The chimera.pintail command identifies putative chimeras using the pintail approach. It looks at the variation between the expected differences and the observed differences in the query sequence over several windows.
This method was written using the algorithms described in the paper "At Least 1 in 20 16S rRNA Sequence Records Currently Held in the Public Repositories is Estimated To Contain Substantial Anomalies" by Kevin E. Ashelford 1, Nadia A. Chuzhanova 3, John C. Fry 1, Antonia J. Jones 2 and Andrew J. Weightman 1.
The Pintail algorithm is a technique for determining whether a 16S rDNA sequence is anomalous. It is based on the idea that the extent of local base differences between two aligned 16S rDNA sequences should be roughly the same along the length of the alignment (having allowed for the underlying pattern of hypervariable and conserved regions known to exist within the 16S rRNA gene). In other words, evolutionary distance between two reliable sequences should be constant along the length of the gene.
In contrast, if an error-free sequence is compared with an anomalous sequence, evolutionary distance along the alignment is unlikely to be constant, especially if the anomaly in question is a chimera and formed from phylogenetically different parental sequences.
The Pintail algorithm is designed to detect and quantify such local variations and in doing so generates the Deviation from Expectation (DE) statistic. The higher the DE value, the greater the likelihood that the query is anomalous.
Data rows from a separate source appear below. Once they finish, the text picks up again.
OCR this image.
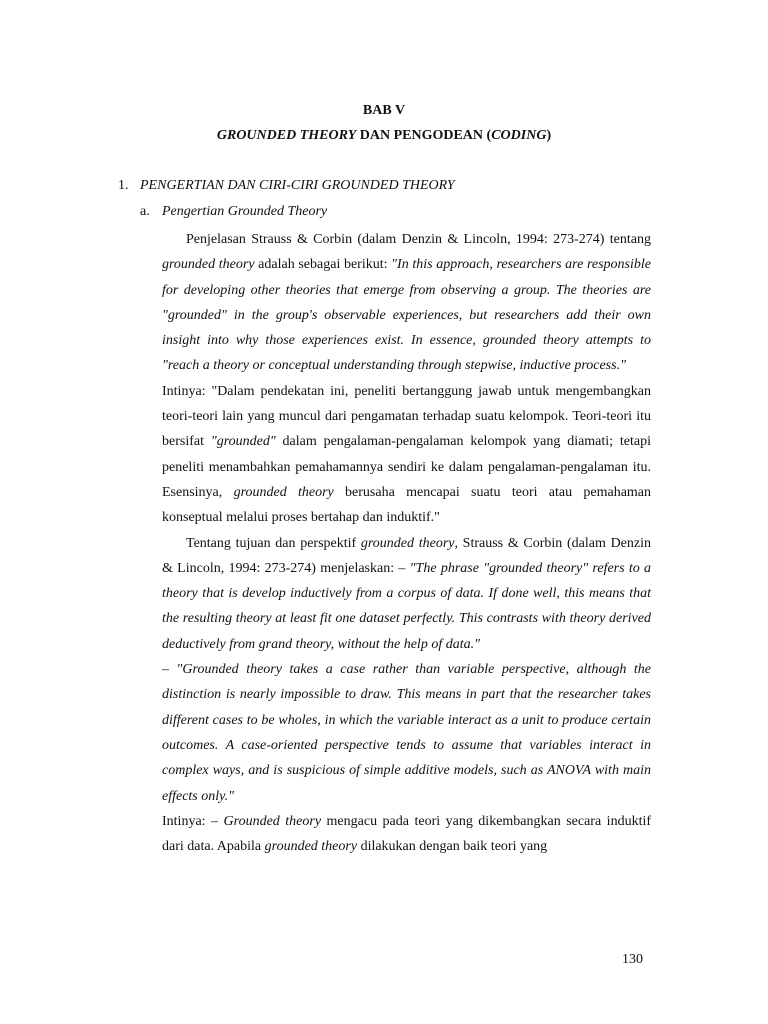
BAB V
GROUNDED THEORY DAN PENGODEAN (CODING)
1. PENGERTIAN DAN CIRI-CIRI GROUNDED THEORY
a. Pengertian Grounded Theory

Penjelasan Strauss & Corbin (dalam Denzin & Lincoln, 1994: 273-274) tentang grounded theory adalah sebagai berikut: "In this approach, researchers are responsible for developing other theories that emerge from observing a group. The theories are "grounded" in the group's observable experiences, but researchers add their own insight into why those experiences exist. In essence, grounded theory attempts to "reach a theory or conceptual understanding through stepwise, inductive process."

Intinya: "Dalam pendekatan ini, peneliti bertanggung jawab untuk mengembangkan teori-teori lain yang muncul dari pengamatan terhadap suatu kelompok. Teori-teori itu bersifat "grounded" dalam pengalaman-pengalaman kelompok yang diamati; tetapi peneliti menambahkan pemahamannya sendiri ke dalam pengalaman-pengalaman itu. Esensinya, grounded theory berusaha mencapai suatu teori atau pemahaman konseptual melalui proses bertahap dan induktif."

Tentang tujuan dan perspektif grounded theory, Strauss & Corbin (dalam Denzin & Lincoln, 1994: 273-274) menjelaskan: – "The phrase "grounded theory" refers to a theory that is develop inductively from a corpus of data. If done well, this means that the resulting theory at least fit one dataset perfectly. This contrasts with theory derived deductively from grand theory, without the help of data."

– "Grounded theory takes a case rather than variable perspective, although the distinction is nearly impossible to draw. This means in part that the researcher takes different cases to be wholes, in which the variable interact as a unit to produce certain outcomes. A case-oriented perspective tends to assume that variables interact in complex ways, and is suspicious of simple additive models, such as ANOVA with main effects only."

Intinya: – Grounded theory mengacu pada teori yang dikembangkan secara induktif dari data. Apabila grounded theory dilakukan dengan baik teori yang

130
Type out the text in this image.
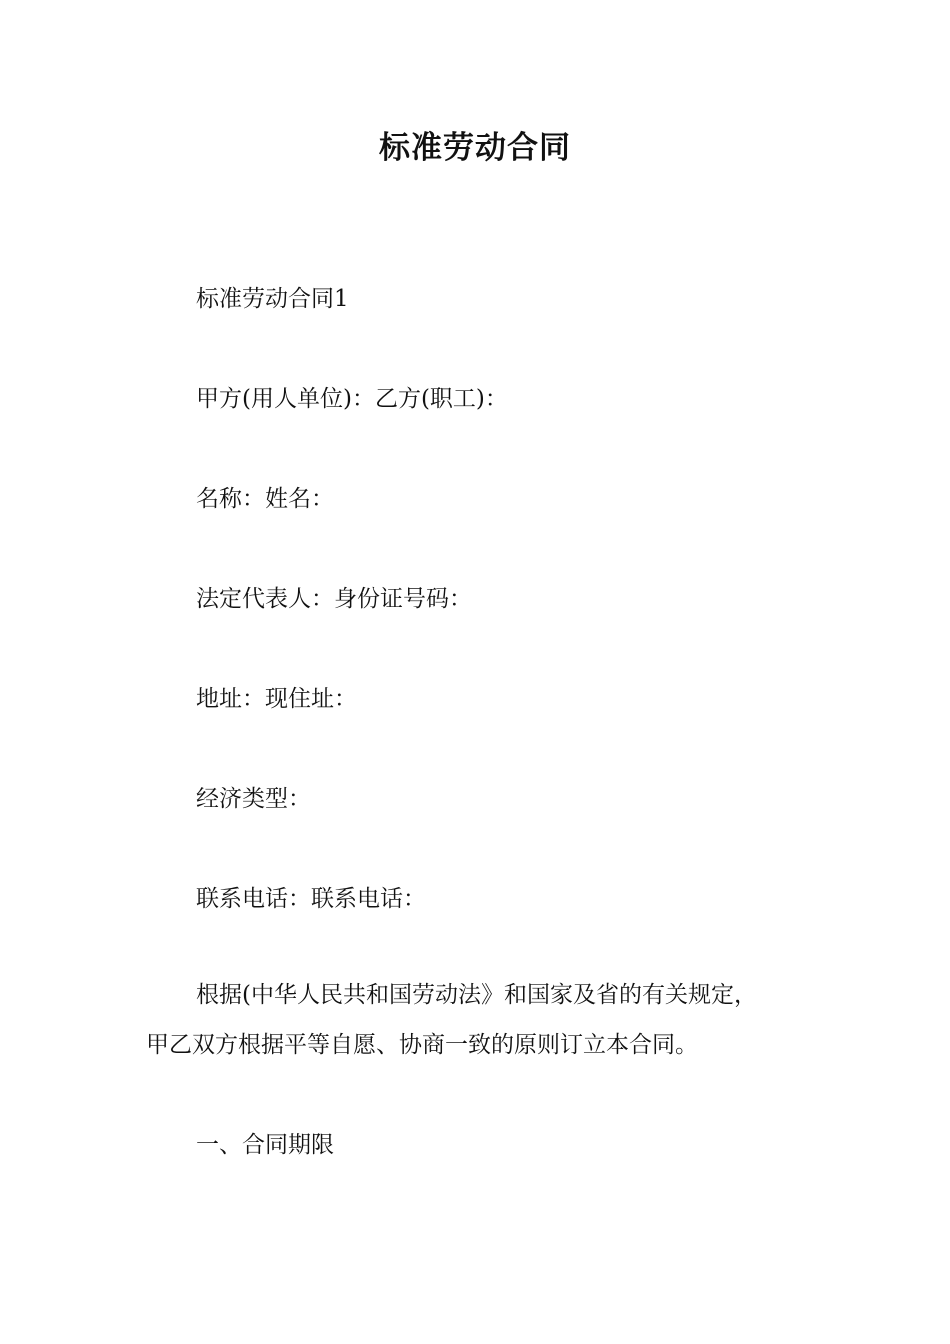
标准劳动合同

标准劳动合同1

甲方(用人单位)：乙方(职工)：

名称：姓名：

法定代表人：身份证号码：

地址：现住址：

经济类型：

联系电话：联系电话：

根据(中华人民共和国劳动法》和国家及省的有关规定，
甲乙双方根据平等自愿、协商一致的原则订立本合同。

一、合同期限
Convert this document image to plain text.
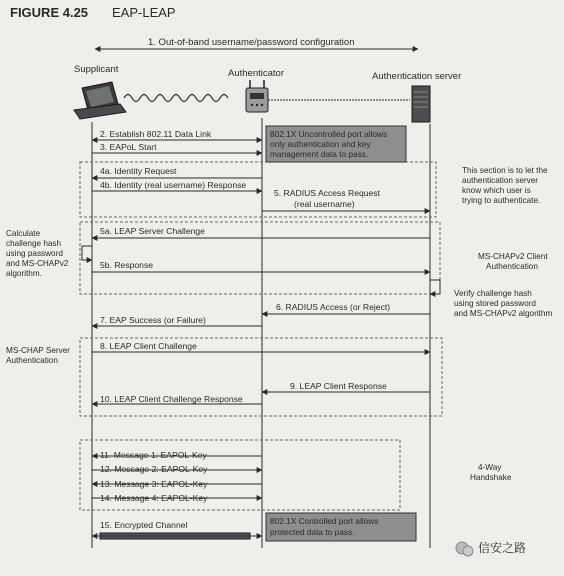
FIGURE 4.25 EAP-LEAP
1. Out-of-band username/password configuration
Supplicant	Authenticator	Authentication server
802.1X Uncontrolled port allows
only authentication and key
management data to pass.
802.1X Controlled port allows
protected data to pass.
2. Establish 802.11 Data Link
3. EAPoL Start
4a. Identity Request
4b. Identity (real username) Response
5. RADIUS Access Request
(real username)
5a. LEAP Server Challenge
5b. Response
6. RADIUS Access (or Reject)
7. EAP Success (or Failure)
8. LEAP Client Challenge
9. LEAP Client Response
10. LEAP Client Challenge Response
11. Message 1: EAPOL-Key
12. Message 2: EAPOL-Key
13. Message 3: EAPOL-Key
14. Message 4: EAPOL-Key
15. Encrypted Channel
This section is to let the
authentication server
know which user is
trying to authenticate.
Calculate
challenge hash
using password
and MS-CHAPv2
algorithm.
MS-CHAPv2 Client
Authentication
Verify challenge hash
using stored password
and MS-CHAPv2 algorithm
MS-CHAP Server
Authentication
4-Way
Handshake
信安之路
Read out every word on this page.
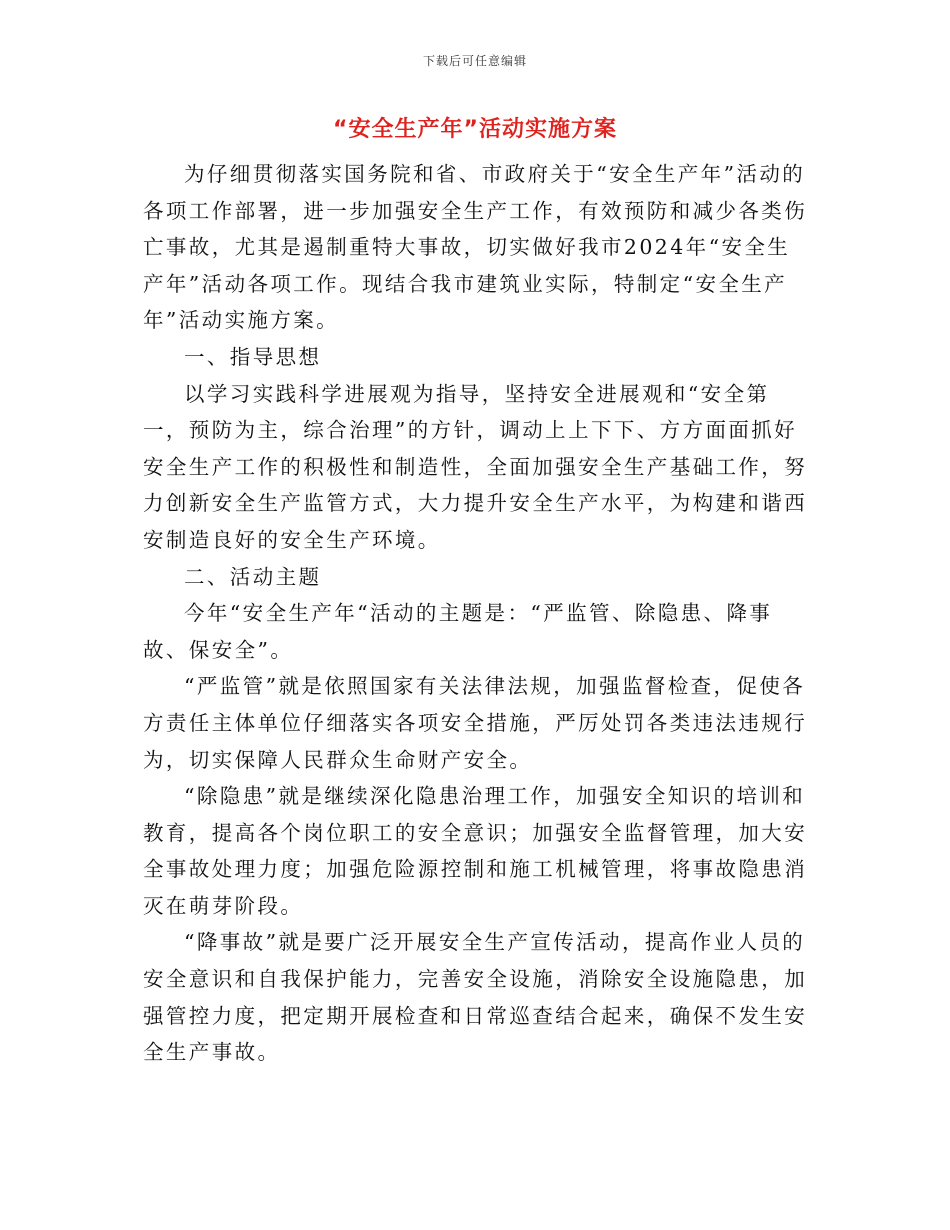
下载后可任意编辑
“安全生产年”活动实施方案

为仔细贯彻落实国务院和省、市政府关于“安全生产年”活动的各项工作部署，进一步加强安全生产工作，有效预防和减少各类伤亡事故，尤其是遏制重特大事故，切实做好我市2024年“安全生产年”活动各项工作。现结合我市建筑业实际，特制定“安全生产年”活动实施方案。

一、指导思想

以学习实践科学进展观为指导，坚持安全进展观和“安全第一，预防为主，综合治理”的方针，调动上上下下、方方面面抓好安全生产工作的积极性和制造性，全面加强安全生产基础工作，努力创新安全生产监管方式，大力提升安全生产水平，为构建和谐西安制造良好的安全生产环境。

二、活动主题

今年“安全生产年“活动的主题是：“严监管、除隐患、降事故、保安全”。

“严监管”就是依照国家有关法律法规，加强监督检查，促使各方责任主体单位仔细落实各项安全措施，严厉处罚各类违法违规行为，切实保障人民群众生命财产安全。

“除隐患”就是继续深化隐患治理工作，加强安全知识的培训和教育，提高各个岗位职工的安全意识；加强安全监督管理，加大安全事故处理力度；加强危险源控制和施工机械管理，将事故隐患消灭在萌芽阶段。

“降事故”就是要广泛开展安全生产宣传活动，提高作业人员的安全意识和自我保护能力，完善安全设施，消除安全设施隐患，加强管控力度，把定期开展检查和日常巡查结合起来，确保不发生安全生产事故。
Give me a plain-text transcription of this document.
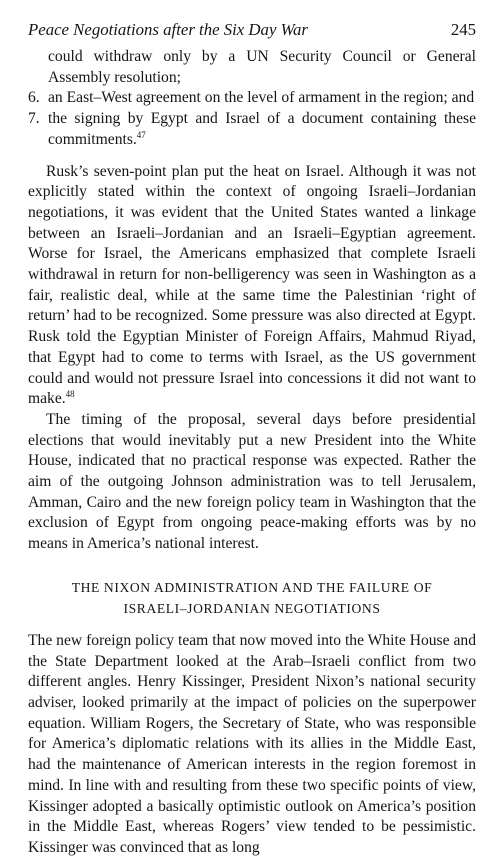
Peace Negotiations after the Six Day War	245
could withdraw only by a UN Security Council or General Assembly resolution;
6. an East–West agreement on the level of armament in the region; and
7. the signing by Egypt and Israel of a document containing these commitments.$^{47}$

Rusk’s seven-point plan put the heat on Israel. Although it was not explicitly stated within the context of ongoing Israeli–Jordanian negotiations, it was evident that the United States wanted a linkage between an Israeli–Jordanian and an Israeli–Egyptian agreement. Worse for Israel, the Americans emphasized that complete Israeli withdrawal in return for non-belligerency was seen in Washington as a fair, realistic deal, while at the same time the Palestinian ‘right of return’ had to be recognized. Some pressure was also directed at Egypt. Rusk told the Egyptian Minister of Foreign Affairs, Mahmud Riyad, that Egypt had to come to terms with Israel, as the US government could and would not pressure Israel into concessions it did not want to make.$^{48}$

The timing of the proposal, several days before presidential elections that would inevitably put a new President into the White House, indicated that no practical response was expected. Rather the aim of the outgoing Johnson administration was to tell Jerusalem, Amman, Cairo and the new foreign policy team in Washington that the exclusion of Egypt from ongoing peace-making efforts was by no means in America’s national interest.

THE NIXON ADMINISTRATION AND THE FAILURE OF
ISRAELI–JORDANIAN NEGOTIATIONS

The new foreign policy team that now moved into the White House and the State Department looked at the Arab–Israeli conflict from two different angles. Henry Kissinger, President Nixon’s national security adviser, looked primarily at the impact of policies on the superpower equation. William Rogers, the Secretary of State, who was responsible for America’s diplomatic relations with its allies in the Middle East, had the maintenance of American interests in the region foremost in mind. In line with and resulting from these two specific points of view, Kissinger adopted a basically optimistic outlook on America’s position in the Middle East, whereas Rogers’ view tended to be pessimistic. Kissinger was convinced that as long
The algorithm works as follows
The sequence to be checked (the query) is first globally aligned with a phylogenetically similar sequence known to be error-free (the subject). At regular intervals along the resulting alignment, the local evolutionary distance between query and subject is estimated by recording percentage base mismatches within a sampling window of fixed length. The resulting array of percentages (observed percentage differences) reflects variations in evolutionary distance between the query and subject along the length of the 16S rRNA gene. Subtracting observed percentage differences from an equivalent array of expected percentage differences (predicted values for error-free sequences), we obtain a set of deviations, the standard deviation of which (Deviation from Expectation, DE) summarises the variation between observed and expected datasets. The greater the DE value, the greater the disparity there is between observed and expected percentage differences, and the more likely it is that the query sequence is anomalous.